Опять голоса разделились. В меньшинстве остались старые партийные работники, без различия их партийной принадлежности, и главным образом люди интеллигентные. Громадное большинство совета, люди в политике новые, а часто и вообще малограмотные, под предводительством Арнольда, постановило не судить Мережку и вообще оставить это дело без последствий.
Мы настаивали только на разборе дела, не предрешая нашего к нему отношения. Этого требовало элементарное желание охранить совет от всяческих нареканий. Опять подымалось чувство какой‑то безнадежности. Очевидно, народная масса, составлявшая большинство совета, совершенно по–иному, чем мы воспринимала даже такие бесспорные вещи, как необходимость общественному деятелю себя реабилитировать в случае брошенных ему обвинений. И вывод, который тогда и не делался, пожалуй, потому что слишком сильна была вера в правду революции, — но вывод ведь напрашивался сам собой, — массе с нами не по пути. Придут люди, которые сумеют развязать ей руки, и тогда она польется по совершенно другому руслу. В этом была неизбежность большевизма. И в нашем городке, как в капле воды, отражалось все, что делалось в России.
К осени, таким образом, в Анапе было три законных власти, — городская дума, гражданский комитет и совет. Очень трудно было разграничить компетенцию этих властей, и на этой почве происходили всяческие трения.
В конце августа я уехала по делам в Москву и Петроград. Там были иные настроения. Основное было то, что и раньше казалось мне неизбежным, — полная оторванность от нашей низовой психологии. И оторванность эта не сознавалась, думали, что на низы именно и опираются. Должна сказать, что настолько это заблуждение было сильно, что, пожив некоторое время в центре, я тоже решила, что мои впечатления или ошибочные, или являются результатом стечения каких‑либо особенно неблагоприятных обстоятельств в Анапе, и это не правило, а исключение.
Теперь, оглядываясь назад и часто слыша упреки по адресу правящей тогда революционной демократии, я всегда считаю, что главным пунктом ее защиты от обвинения в том, что довели дело до большевистского восстания, надо было бы выдвинуть общую настроенность русского народа, которую изменить нельзя было. И этот пункт слишком мало использован, потому что, может быть, и до сих пор лидеры и вожди не учитывают в полной мере, над какой пропастью они стояли и каким подвигом было это стояние, — пусть подвигом и не осознанным до конца.
II
Всю осень я провела в разъездах. Другие дела отвлекали меня от жизни города, и только на Рождество, отрезанная от центров России, я вынуждена была осесть и занялась городскими делами. За это время многое изменялось. Расслоились настроения. Многие, первое время революции захваченные общим течением, совершенно отошли от политики. Общая подавленность чувствовалась во всех. Оторванность от центров сказывалась в полной невозможности понять и оценить события.

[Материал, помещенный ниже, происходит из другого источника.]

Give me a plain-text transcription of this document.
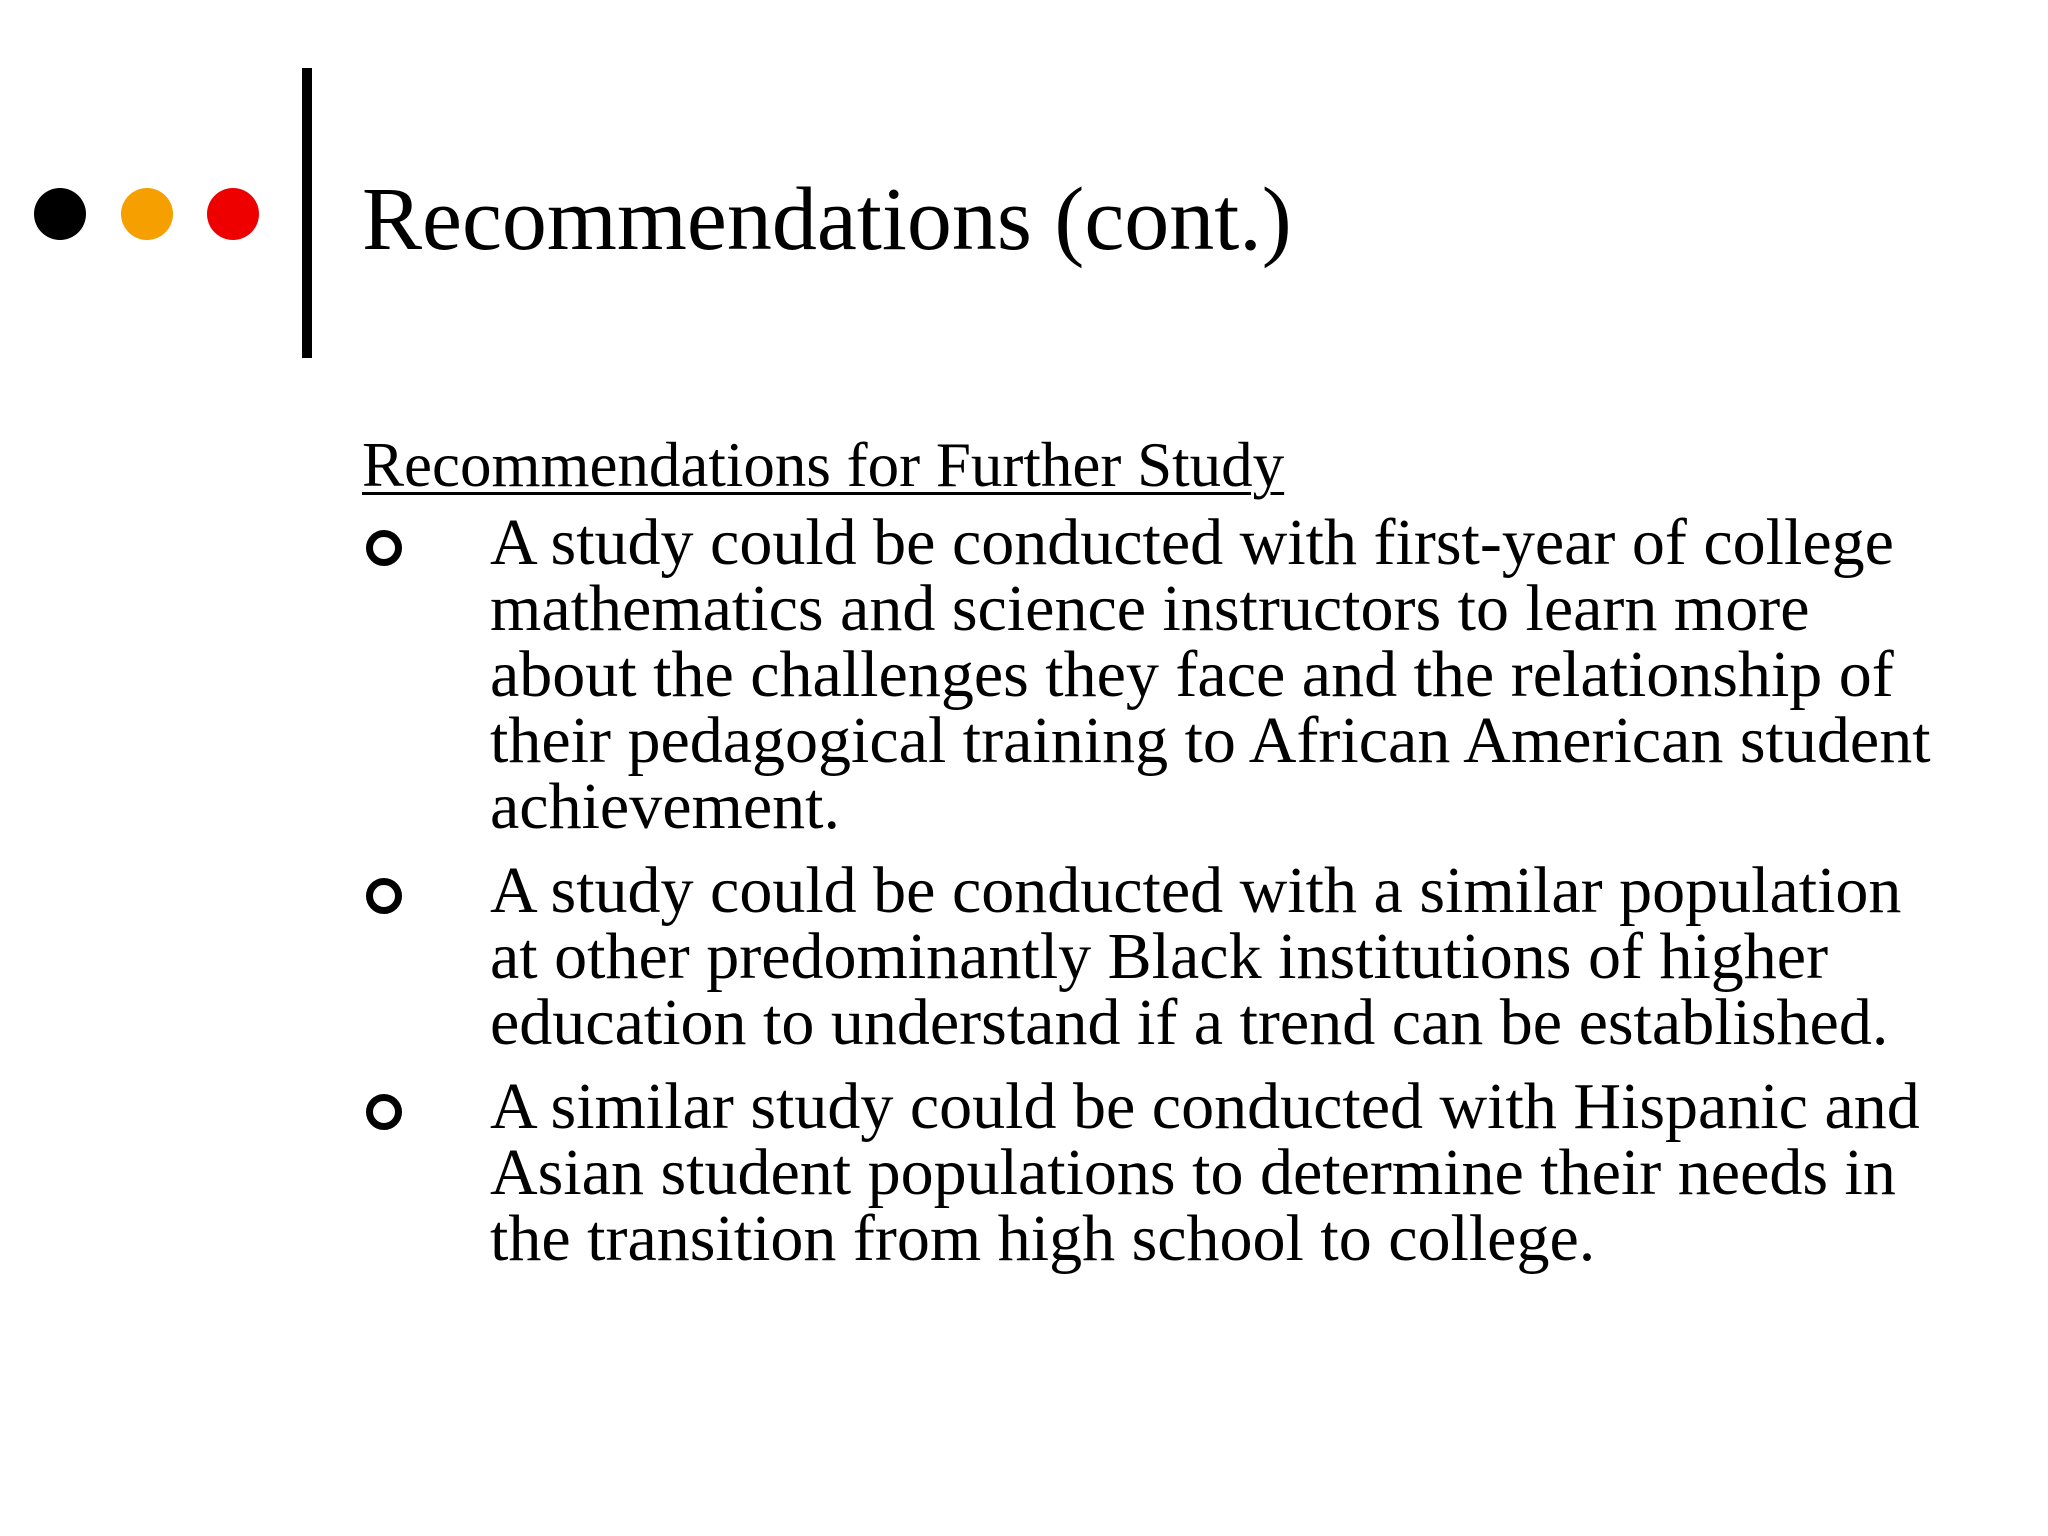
Recommendations (cont.)

Recommendations for Further Study

A study could be conducted with first-year of college mathematics and science instructors to learn more about the challenges they face and the relationship of their pedagogical training to African American student achievement.
A study could be conducted with a similar population at other predominantly Black institutions of higher education to understand if a trend can be established.
A similar study could be conducted with Hispanic and Asian student populations to determine their needs in the transition from high school to college.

Должна только подчеркнуть, что к концу декабря 1917 г. у нас на весь город был только один большевик, Кострыкин, сиделец казначейства, бывший городовой. К нему относились, как к чему‑то чрезвычайно комическому и нелепому, и, несмотря на общую преднастроенность к развалу, все же не могли понять, каким путем этот развал осуществить.

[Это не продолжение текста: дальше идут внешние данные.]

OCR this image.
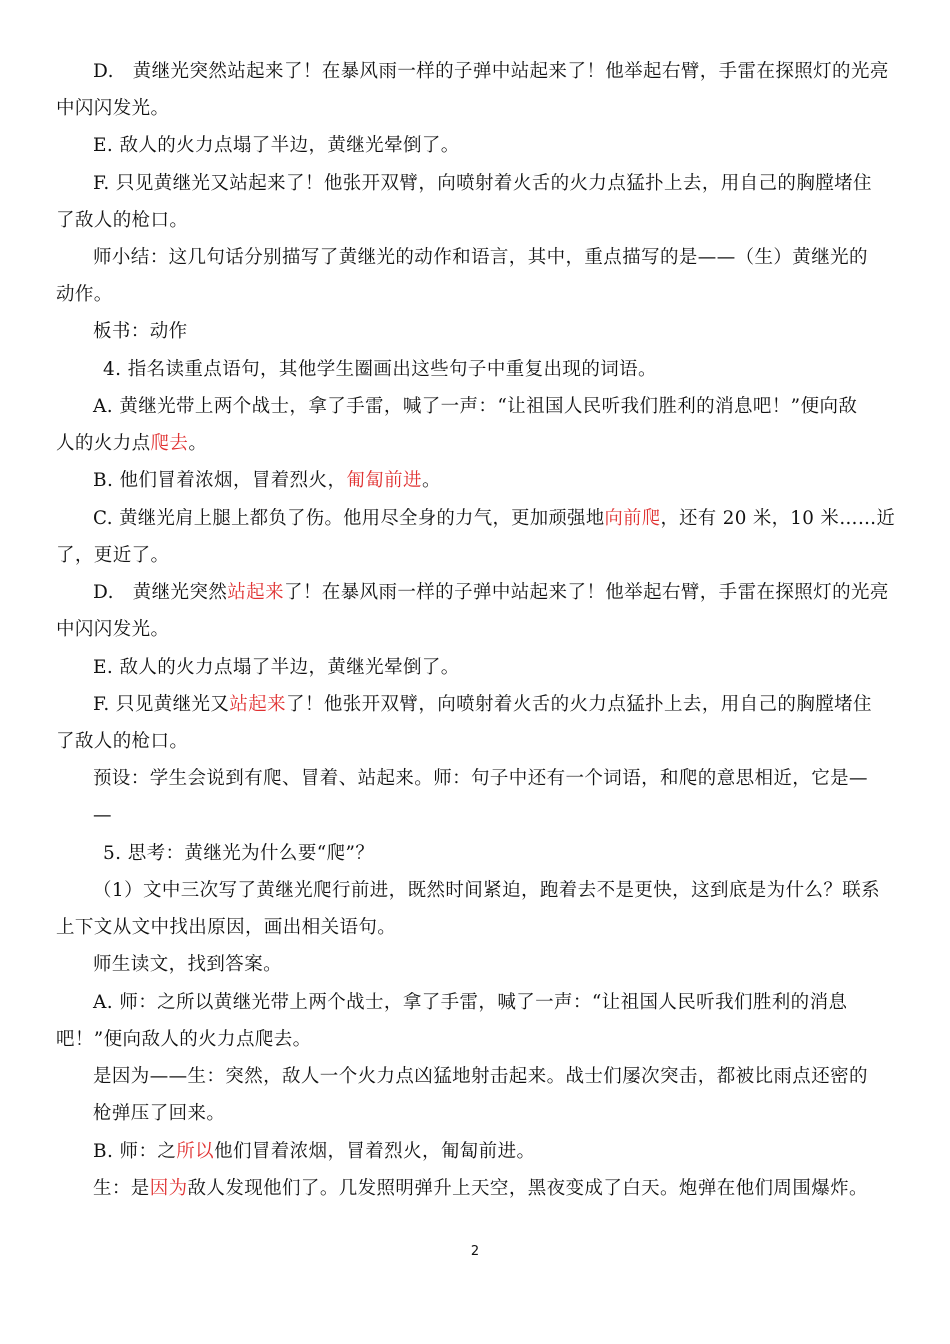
D.　黄继光突然站起来了！在暴风雨一样的子弹中站起来了！他举起右臂，手雷在探照灯的光亮
中闪闪发光。
E. 敌人的火力点塌了半边，黄继光晕倒了。
F. 只见黄继光又站起来了！他张开双臂，向喷射着火舌的火力点猛扑上去，用自己的胸膛堵住
了敌人的枪口。
师小结：这几句话分别描写了黄继光的动作和语言，其中，重点描写的是——（生）黄继光的
动作。
板书：动作
4. 指名读重点语句，其他学生圈画出这些句子中重复出现的词语。
A. 黄继光带上两个战士，拿了手雷，喊了一声：“让祖国人民听我们胜利的消息吧！”便向敌
人的火力点爬去。
B. 他们冒着浓烟，冒着烈火，匍匐前进。
C. 黄继光肩上腿上都负了伤。他用尽全身的力气，更加顽强地向前爬，还有 20 米，10 米……近
了，更近了。
D.　黄继光突然站起来了！在暴风雨一样的子弹中站起来了！他举起右臂，手雷在探照灯的光亮
中闪闪发光。
E. 敌人的火力点塌了半边，黄继光晕倒了。
F. 只见黄继光又站起来了！他张开双臂，向喷射着火舌的火力点猛扑上去，用自己的胸膛堵住
了敌人的枪口。
预设：学生会说到有爬、冒着、站起来。师：句子中还有一个词语，和爬的意思相近，它是—
—
5. 思考：黄继光为什么要“爬”？
（1）文中三次写了黄继光爬行前进，既然时间紧迫，跑着去不是更快，这到底是为什么？联系
上下文从文中找出原因，画出相关语句。
师生读文，找到答案。
A. 师：之所以黄继光带上两个战士，拿了手雷，喊了一声：“让祖国人民听我们胜利的消息
吧！”便向敌人的火力点爬去。
是因为——生：突然，敌人一个火力点凶猛地射击起来。战士们屡次突击，都被比雨点还密的
枪弹压了回来。
B. 师：之所以他们冒着浓烟，冒着烈火，匍匐前进。
生：是因为敌人发现他们了。几发照明弹升上天空，黑夜变成了白天。炮弹在他们周围爆炸。
2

Жизнь замерла. Ждали событий. На Рождество пришел первый эшелон солдат с кавказского фронта, Так как Анапа лежит далеко от железной дороги, то и солдаты у нас появились только свои — с детства мне известные Васьки и Мишки. Но теперь они были неузнаваемы. Все они были большевиками, все как бы гордились тем, что привезли в город нечто совершенно неведомое и истинное.
Апатия, охватившая местных жителей, давала возможность этим солдатам голыми руками взять власть. Они великолепно понимали, что брать власть у них некому. И на этом основании ограничивались устройством бесконечных митингов.
Надо сказать, что при ближайшем рассмотрении все эти пророки новой веры, за малым исключением, оказывались людьми очень искренними и совершенно невероятно темными, с таким винегретом в мозгах, что просто бывало не знаешь, с какого конца начинать с ними спор. И весь винегрет подкреплялся таким авторитетным тоном, такой уверенностью, что именно так думают Ленин и Троцкий, что просто диву приходилось даваться.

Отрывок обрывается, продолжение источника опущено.